Fifth Place Graduate/‘Older’ Student Essay: The expansion of religious influence in the Burwell v. Hobby Lobby case by Michael Crawford

FFRF awarded Michael $500 for his essay.

By Michael Crawford

In 2014, The Supreme Court issued a 5-4 ruling, Burwell v. Hobby Lobby Stores, a landmark decision that exempted closely-held businesses from adhering to laws that are contrary to the owner’s religious beliefs.

While the issue at hand involved coverage for contraceptives in the insurance plan offered by Hobby Lobby under the Affordable Care Act, this decision has far-reaching implications that pose a threat to individuals, the separation of church and state, and equal justice under the law. Although it applies only to “closely-held businesses,” such businesses constitute 90 percent of United States corporations and employ 52 percent of the workforce. The breadth of this decision cannot be overstated.

Individuals freedoms are curtailed by this case. The vast majority of U.S. corporations, some employing as many as 100,000 people, now have legal grounds for imposing the owner’s religious beliefs on his or her workers. This will inevitably coerce workers to adhere to a religious viewpoint that they may not agree with.

In the Hobby Lobby case, the company removed a service that would otherwise have been given with the purchase of the employer-provided insurance plan. One may argue that contraceptives are readily obtainable elsewhere; however, those faced with financial difficulty will find the cost prohibitive. The religious convictions of the business owner should not affect the choices that the employees make in their private lives.
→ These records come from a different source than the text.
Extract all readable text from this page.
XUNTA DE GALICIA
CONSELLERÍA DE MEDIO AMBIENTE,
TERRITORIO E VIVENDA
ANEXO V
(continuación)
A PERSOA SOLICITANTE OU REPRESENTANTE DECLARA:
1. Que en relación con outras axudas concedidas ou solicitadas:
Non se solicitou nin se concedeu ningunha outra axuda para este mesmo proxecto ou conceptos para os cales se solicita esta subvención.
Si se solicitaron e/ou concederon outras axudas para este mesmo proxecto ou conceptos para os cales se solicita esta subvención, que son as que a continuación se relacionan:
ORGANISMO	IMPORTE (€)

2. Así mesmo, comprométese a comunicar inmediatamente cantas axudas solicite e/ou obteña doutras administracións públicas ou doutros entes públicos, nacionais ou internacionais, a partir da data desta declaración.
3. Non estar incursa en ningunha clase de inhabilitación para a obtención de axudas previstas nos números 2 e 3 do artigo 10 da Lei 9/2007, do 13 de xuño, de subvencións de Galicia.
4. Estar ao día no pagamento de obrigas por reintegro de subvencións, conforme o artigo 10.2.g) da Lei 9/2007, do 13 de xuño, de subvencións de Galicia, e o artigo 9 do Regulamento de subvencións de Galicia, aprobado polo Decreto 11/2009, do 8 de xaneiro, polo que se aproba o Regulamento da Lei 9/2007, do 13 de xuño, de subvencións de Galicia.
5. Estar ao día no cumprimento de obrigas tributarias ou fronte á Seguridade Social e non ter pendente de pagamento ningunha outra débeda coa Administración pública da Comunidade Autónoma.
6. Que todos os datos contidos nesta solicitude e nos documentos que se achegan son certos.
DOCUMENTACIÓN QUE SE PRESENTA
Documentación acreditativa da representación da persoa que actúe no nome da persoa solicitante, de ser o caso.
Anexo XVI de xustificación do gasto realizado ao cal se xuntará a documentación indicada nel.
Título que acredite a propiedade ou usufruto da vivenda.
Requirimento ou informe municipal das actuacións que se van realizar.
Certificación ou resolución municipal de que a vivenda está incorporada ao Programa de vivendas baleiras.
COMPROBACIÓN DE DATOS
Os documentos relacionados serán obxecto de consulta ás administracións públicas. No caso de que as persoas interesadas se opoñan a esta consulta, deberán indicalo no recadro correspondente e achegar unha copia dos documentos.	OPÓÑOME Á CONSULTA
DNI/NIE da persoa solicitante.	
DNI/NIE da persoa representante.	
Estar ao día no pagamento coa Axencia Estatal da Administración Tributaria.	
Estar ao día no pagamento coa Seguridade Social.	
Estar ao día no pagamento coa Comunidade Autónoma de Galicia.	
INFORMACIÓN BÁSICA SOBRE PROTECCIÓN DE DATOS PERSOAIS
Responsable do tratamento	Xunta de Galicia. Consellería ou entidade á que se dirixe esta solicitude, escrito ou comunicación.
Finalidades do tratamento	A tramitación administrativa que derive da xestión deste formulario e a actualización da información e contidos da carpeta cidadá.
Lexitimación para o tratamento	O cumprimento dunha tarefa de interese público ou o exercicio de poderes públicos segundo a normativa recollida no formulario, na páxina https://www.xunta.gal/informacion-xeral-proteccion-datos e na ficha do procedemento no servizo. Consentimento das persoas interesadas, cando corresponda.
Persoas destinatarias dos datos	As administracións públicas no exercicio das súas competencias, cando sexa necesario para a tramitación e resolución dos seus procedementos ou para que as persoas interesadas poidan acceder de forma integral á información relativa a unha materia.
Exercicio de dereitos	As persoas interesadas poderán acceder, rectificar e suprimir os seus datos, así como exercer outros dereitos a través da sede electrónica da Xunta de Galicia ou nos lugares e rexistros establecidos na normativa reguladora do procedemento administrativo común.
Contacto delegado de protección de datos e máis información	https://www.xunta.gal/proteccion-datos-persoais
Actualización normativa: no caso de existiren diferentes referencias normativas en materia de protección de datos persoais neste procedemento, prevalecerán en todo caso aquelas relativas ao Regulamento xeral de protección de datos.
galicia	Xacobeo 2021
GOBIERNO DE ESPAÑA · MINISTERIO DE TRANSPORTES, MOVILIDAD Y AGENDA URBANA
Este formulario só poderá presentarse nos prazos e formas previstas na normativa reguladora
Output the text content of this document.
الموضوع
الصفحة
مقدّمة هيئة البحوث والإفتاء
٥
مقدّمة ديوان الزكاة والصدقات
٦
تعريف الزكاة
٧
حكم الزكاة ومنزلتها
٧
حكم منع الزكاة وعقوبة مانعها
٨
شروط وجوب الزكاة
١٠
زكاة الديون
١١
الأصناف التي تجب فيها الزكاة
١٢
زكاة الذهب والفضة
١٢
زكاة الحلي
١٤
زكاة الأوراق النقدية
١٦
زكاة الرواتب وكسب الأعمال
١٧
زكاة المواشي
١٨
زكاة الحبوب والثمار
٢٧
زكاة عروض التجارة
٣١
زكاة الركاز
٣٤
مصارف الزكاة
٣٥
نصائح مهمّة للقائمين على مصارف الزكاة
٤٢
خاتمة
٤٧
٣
The most problematic aspect of this case is its potential for expansion. Considering that more than 70 percent of the nation was Christian (as of 2014), it comes as no surprise that this ruling in favor of the evangelical Christian Hobby Lobby owners was applauded by many. This religious exemption applies to all religions, however. Consider a hypothetical case where a Muslim-owned business requires female employees to wear a hijab to work. The owners feel that they would be complicit in the alleged immorality of western culture if they allowed their workers to wear what they please. Christians would balk at this, condemning it without hesitation; however, the Hobby Lobby decision has set a precedent that may permit this if applied consistently. Religious people must realize that they do not have the authority to control the private lives of others, especially when those choices do not have an adverse effect on anyone else.

The decision also undermines separation between church and state. In the Hobby Lobby case, the government acknowledged and accommodated a specific religious belief. While the government must regard all religions as equal, this may not happen in practice. It is more likely for Christian beliefs to be favored over those of underrepresented religious groups, such as Muslims or Jews.

A further issue arises from the potential for government to be swayed by religious entities. Since the vast majority of corporations can now become exempt from a law that they do not agree with, the government may be forced to bend over backwards to accommodate them. This damages the integrity of the law in question, which no longer applies universally. Religion has been given too much influence, and the government cannot be expected to cater to the innumerable religious beliefs that people hold.

Equal justice under the law comes under attack when the government gives religion privileged standing. In the Hobby Lobby case, the court granted the owner a religious exemption. It is important to consider what would have happened if this same belief that condemns contraception was not based on religion. If an atheist business owner attempted to strip his employees of coverage for contraceptives, he would immediately be refused. Similarly, if a nonreligious person was found in possession of peyote, an illicit drug consumed in some Native American religions, he would be convicted. Merely on the merit of being religious, people may be exempt from following certain laws. This clearly demonstrates favoritism toward religious beliefs over secular ones and a lack of equal standing under the law.

The Hobby Lobby case brings with it troubling implications for the influence of religion in American society. Through acknowledging the legitimacy of Hobby Lobby’s actions, the court has reaffirmed the Religious Right’s redefinition of religious liberty as a principle that permits them to impose their religious beliefs on others.

Michael, 22, is from Loganville, Ga., and attends Temple University’s Boyer College of Music and Dance, seeking a master’s degree in music composition. He graduated from Emory University, majoring in music. Michael was concertmaster of the Emory University Symphony Orchestra as a senior and was the winner of the 2015-16 Concerto and Aria Competition at the Barber Violin Concerto. He is a two-time recipient of the Department of Music’s competitive Blumenthal Award, and was recipient of the prestigious Louis B. Sudler Prize in the Arts.